One thousand, five hundred small holder female farmers across the country will soon receive free fertilisers to boost their farm yields.
This is being made possible by HJA Africa, an organic fertiliser manufacturing company which will be donating fertilisers worth ¢50,000, as part of its Corporate Social Responsibility.
Speaking to Joy Business, Chief Executive of HJA Africa, Henry Abraham, said the goal is to help millions of smallholder farmers find sustainable business models that will enable them run their farm profitably.
“The best way to help the millions of smallholder farmers who struggle with low yields leading to low profits, is to offer sustainable business models that enable them to run their farm profitability, without having to find large sums upfront to invest in inputs, which will often be out of reach. Our partners will be working with us to give free Organic Farming Aid (OFA) fertilisers from our CSR Programme to selected women smallholder farmers, so these farmers can experience the huge benefits of OFA for themselves.”
“Our shared aim is both to provide immediate help and to open up a route to much more profitable long-term farming for many of these farmers. It is a huge privilege to be able to offer such good news to all Ghanaian farmers today, particularly in these difficult times,” he said.
The HJA Africa CSR Programme will provide free OFA to selected women smallholder farmers through a number of delivery partners including the Peasant Farmers Association of Ghana (PFAG); the African Fertiliser and Agribusiness Partnership (AFAP) and Mabel Akoto Kwudzo, CEO of Okata Farms and runner up of thee National Best Farmer Award in 2017 and presently working in the Oti Region.
The Programme is based on the huge value for money OFA offers farmers.
Recent research by the CSIR Savannah Agricultural Research Institute (SARI) showed that a typical smallholder farmer growing 2½ acres of maize could invest just 55 cedis in OFA at planting, and increase their net profits at harvest by 2,000 cedis.
Agric expert, Edward Kareweh, lauded the initiative and urged other companies to take a cue by developing homegrown solutions to address challenges.
“These are people that have been working in the local environment and they are really in appreciation of the challenges that farmers face and have worked with farmers to develop a solution to address their challenges. These are enduring solutions. It is critical that we develop homegrown solutions which target our specific challenges, rather than always relying on foreign solutions that are generic and sometimes not very helpful when we apply them here,” he emphasised.

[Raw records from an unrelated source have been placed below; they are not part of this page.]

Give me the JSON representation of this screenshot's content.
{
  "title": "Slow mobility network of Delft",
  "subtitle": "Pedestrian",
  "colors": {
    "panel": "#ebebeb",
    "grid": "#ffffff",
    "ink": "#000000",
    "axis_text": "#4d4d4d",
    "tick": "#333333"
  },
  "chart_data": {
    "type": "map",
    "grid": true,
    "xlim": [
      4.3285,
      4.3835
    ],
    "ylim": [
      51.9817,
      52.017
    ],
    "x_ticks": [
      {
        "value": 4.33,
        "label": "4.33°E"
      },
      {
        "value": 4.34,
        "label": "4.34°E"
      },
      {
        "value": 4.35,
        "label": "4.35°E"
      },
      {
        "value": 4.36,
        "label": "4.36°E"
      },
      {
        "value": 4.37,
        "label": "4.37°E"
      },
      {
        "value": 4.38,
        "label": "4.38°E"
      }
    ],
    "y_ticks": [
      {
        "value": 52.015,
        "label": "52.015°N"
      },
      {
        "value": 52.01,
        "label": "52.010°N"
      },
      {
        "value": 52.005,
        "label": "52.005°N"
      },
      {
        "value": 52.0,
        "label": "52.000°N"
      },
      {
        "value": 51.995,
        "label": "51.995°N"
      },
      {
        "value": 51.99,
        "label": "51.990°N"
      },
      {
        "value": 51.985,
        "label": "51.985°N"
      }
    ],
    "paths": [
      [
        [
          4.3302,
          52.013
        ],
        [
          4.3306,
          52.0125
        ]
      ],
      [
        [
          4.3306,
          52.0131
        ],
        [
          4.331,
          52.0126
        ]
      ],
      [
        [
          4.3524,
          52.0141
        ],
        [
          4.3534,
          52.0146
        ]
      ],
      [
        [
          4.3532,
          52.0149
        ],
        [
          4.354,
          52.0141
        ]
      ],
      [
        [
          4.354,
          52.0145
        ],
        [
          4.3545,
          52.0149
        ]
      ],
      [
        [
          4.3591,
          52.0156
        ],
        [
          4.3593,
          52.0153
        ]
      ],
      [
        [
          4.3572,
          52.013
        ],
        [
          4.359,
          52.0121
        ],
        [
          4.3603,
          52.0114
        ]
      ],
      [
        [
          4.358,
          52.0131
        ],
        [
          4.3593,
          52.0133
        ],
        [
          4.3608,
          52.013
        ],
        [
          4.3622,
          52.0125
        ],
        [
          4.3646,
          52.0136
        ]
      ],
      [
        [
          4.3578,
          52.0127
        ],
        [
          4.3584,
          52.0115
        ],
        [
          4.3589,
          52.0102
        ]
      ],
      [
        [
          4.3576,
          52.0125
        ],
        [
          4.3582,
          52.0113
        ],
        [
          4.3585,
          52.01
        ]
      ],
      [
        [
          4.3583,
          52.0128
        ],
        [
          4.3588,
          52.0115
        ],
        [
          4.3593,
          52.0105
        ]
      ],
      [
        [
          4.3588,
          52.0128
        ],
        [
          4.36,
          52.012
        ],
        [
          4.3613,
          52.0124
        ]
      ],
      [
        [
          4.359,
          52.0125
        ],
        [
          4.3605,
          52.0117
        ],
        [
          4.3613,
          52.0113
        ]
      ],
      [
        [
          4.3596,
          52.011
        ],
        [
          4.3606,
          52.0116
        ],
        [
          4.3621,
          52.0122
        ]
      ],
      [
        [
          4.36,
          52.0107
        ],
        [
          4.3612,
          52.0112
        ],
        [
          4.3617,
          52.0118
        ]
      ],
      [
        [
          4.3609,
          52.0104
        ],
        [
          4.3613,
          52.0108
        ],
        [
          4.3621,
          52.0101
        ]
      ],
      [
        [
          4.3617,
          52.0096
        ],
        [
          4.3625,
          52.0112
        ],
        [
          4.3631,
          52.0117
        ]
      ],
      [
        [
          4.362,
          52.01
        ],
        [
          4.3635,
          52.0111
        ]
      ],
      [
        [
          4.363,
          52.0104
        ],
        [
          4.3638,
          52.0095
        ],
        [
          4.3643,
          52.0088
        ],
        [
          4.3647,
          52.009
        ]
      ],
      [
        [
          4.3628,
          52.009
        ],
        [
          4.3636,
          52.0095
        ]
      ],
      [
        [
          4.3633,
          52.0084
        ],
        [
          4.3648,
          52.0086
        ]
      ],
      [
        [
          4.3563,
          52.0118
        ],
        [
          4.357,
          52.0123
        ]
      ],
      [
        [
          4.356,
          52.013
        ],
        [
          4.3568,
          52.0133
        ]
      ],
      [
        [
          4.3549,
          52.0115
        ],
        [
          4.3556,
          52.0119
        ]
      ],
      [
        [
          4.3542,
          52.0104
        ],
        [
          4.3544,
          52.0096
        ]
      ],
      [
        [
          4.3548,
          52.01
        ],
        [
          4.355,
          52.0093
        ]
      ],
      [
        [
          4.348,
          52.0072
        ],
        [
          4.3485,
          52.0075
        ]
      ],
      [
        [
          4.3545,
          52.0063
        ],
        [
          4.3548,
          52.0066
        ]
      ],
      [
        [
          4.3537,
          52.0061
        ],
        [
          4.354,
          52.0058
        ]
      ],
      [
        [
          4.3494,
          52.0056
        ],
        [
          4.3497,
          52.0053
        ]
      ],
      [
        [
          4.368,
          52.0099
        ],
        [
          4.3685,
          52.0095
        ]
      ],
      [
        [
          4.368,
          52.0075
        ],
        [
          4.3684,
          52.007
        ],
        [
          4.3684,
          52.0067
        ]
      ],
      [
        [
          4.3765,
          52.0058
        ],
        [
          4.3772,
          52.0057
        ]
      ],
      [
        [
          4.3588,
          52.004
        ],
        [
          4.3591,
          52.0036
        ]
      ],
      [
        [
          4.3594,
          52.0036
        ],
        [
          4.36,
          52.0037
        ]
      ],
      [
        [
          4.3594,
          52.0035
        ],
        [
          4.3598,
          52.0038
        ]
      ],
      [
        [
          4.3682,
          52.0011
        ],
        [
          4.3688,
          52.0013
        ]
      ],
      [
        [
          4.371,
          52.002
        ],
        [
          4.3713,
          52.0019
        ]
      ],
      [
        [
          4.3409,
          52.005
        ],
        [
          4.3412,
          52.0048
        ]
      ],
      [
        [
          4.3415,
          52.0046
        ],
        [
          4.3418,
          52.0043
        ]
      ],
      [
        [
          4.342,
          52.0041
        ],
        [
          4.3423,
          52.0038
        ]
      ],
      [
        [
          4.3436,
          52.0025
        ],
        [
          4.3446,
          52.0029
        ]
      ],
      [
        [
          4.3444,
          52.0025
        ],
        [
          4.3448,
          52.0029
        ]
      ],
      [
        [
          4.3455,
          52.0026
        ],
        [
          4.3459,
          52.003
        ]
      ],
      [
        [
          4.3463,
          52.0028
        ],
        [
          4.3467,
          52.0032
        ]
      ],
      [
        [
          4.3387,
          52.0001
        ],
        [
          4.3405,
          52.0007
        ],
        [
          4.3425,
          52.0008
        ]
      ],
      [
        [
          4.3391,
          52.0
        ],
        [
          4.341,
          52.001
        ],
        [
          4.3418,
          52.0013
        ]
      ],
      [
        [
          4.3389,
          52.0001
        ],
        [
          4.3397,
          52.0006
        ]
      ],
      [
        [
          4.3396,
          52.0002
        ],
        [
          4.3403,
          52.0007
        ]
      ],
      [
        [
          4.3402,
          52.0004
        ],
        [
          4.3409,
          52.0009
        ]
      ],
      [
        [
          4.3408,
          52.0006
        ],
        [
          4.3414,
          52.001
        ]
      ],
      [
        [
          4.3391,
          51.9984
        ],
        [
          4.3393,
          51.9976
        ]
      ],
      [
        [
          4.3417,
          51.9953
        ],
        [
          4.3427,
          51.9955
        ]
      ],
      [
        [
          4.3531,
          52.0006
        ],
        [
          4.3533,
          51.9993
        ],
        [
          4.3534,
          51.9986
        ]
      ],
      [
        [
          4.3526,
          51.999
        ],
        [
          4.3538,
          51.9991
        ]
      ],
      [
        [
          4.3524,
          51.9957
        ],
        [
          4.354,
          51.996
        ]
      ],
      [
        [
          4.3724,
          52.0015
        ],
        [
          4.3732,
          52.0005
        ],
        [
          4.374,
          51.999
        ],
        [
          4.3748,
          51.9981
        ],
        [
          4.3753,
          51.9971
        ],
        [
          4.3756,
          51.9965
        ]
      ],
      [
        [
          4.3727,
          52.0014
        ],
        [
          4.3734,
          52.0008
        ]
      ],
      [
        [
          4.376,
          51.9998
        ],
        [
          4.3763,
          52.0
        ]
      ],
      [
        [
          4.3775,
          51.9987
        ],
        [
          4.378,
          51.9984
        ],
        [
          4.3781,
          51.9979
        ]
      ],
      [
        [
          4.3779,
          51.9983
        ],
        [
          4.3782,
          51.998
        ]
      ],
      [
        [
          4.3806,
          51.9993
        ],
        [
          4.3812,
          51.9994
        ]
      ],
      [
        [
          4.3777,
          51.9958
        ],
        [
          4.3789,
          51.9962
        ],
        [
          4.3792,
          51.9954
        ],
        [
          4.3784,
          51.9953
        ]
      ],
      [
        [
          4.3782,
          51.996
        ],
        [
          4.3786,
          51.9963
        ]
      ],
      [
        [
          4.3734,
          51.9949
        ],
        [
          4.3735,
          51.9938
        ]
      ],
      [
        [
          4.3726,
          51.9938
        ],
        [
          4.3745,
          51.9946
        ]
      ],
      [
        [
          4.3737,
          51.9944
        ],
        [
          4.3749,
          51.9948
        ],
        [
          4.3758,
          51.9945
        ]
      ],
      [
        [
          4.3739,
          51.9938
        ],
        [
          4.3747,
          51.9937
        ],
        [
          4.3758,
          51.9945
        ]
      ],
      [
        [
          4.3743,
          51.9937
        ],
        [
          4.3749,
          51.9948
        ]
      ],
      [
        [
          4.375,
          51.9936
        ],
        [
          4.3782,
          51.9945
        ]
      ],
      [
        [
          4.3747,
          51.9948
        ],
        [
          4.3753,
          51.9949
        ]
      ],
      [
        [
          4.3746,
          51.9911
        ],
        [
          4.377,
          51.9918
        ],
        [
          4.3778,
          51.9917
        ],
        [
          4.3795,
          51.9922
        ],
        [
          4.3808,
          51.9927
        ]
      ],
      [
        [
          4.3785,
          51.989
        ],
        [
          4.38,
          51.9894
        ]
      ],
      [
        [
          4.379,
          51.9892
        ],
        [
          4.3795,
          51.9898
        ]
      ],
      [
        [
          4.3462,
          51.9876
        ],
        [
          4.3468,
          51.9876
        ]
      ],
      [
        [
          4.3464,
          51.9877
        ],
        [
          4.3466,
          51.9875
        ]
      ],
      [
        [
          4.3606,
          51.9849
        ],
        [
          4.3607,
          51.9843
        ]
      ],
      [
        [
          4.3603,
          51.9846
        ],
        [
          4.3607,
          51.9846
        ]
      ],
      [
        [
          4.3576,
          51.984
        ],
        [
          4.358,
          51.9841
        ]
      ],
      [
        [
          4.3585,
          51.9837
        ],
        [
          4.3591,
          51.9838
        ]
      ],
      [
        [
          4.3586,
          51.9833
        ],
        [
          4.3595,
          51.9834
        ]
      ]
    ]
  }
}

Mabel Akoto Kwudzo, one of the farmers who use OFA fertiliser, testified that she increased to 4.5 tonnes per hectare, from three tonnes of hectare, after using the organic fertiliser.
“I am an organic farmer. Before I was introduced to OFA fertiliser, we were not using anything to boost yield. We used to have pest and fungus attacking our farms, but when we were introduced to OFA and we started applying it, we increased yields.”